A two-dimensional model for wave propagation in elastic porous materials has been used to investigate the effects of edge constraints on the surface normal impedance of elastic porous materials when placed in standing wave tubes. The elastic porous material model used was based on the Biot theory and takes into account the three wave-types known to propagate within elastic porous materials. Previous work has indicated that the acoustical behavior of typical noise control foams can be very sensitive to small mounting details. Consequently, it is reasonable to expect that the surface normal impedance measured by placing foam in a standing wave tube will depend on the degree to which the sample is constrained at its edges when it is placed in the tube.
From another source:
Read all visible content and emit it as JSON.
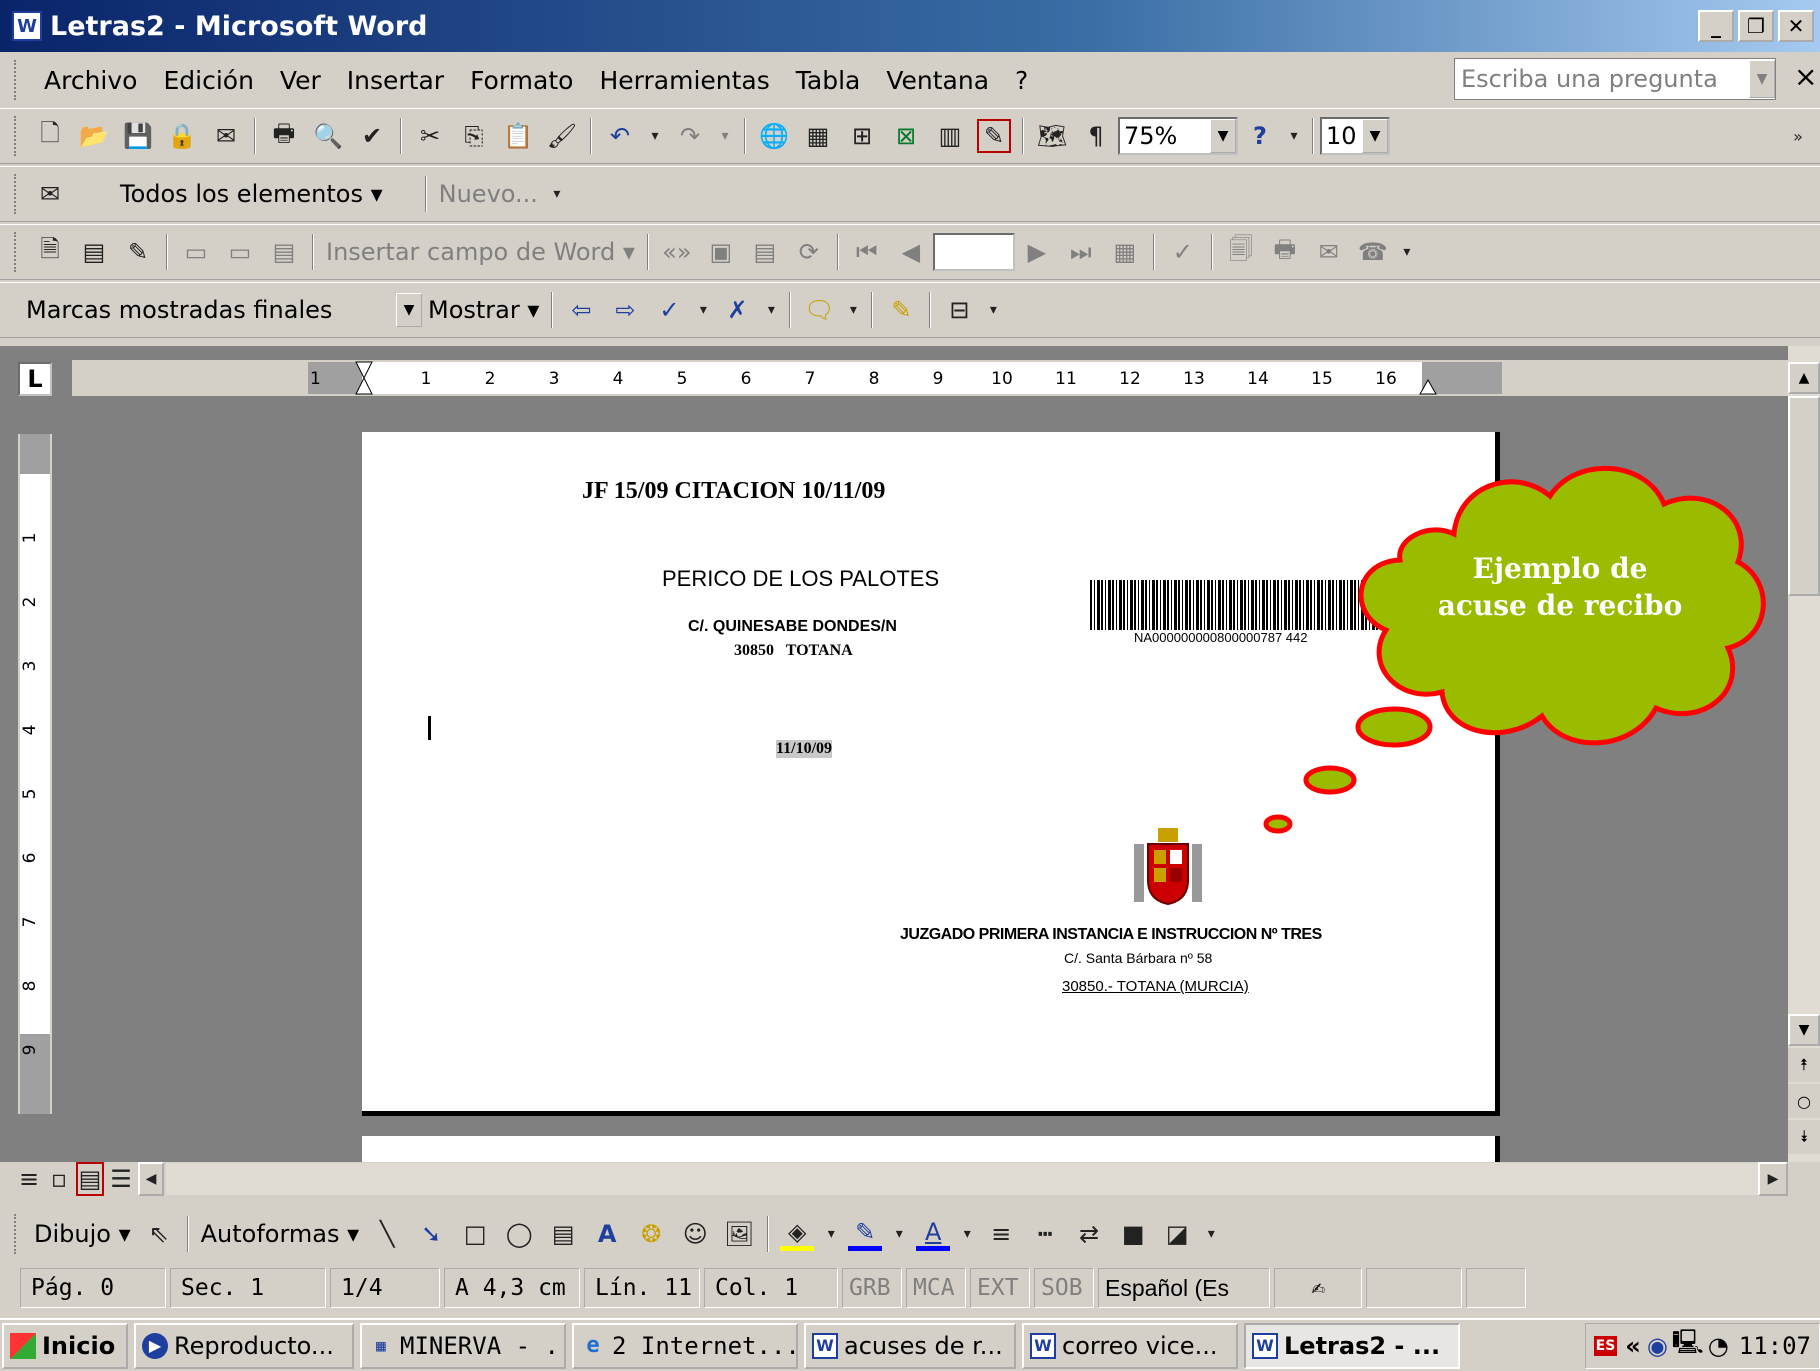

Here a modal model was used to predict the surface normal impedance of a foam sample fully constrained at its edges. A comparison of that prediction with the surface normal impedance of an unconstrained half-space of the same material has shown that the principal effect of the edge constraints is to stiffen the sample at low frequencies, as might be expected on physical grounds. It was concluded that the impedance of an elastic porous material placed in a standing wave tube may not be the same as that of a large area of the same material at frequencies below the "cut on" of the first shearing mode within the solid phase of the porous material.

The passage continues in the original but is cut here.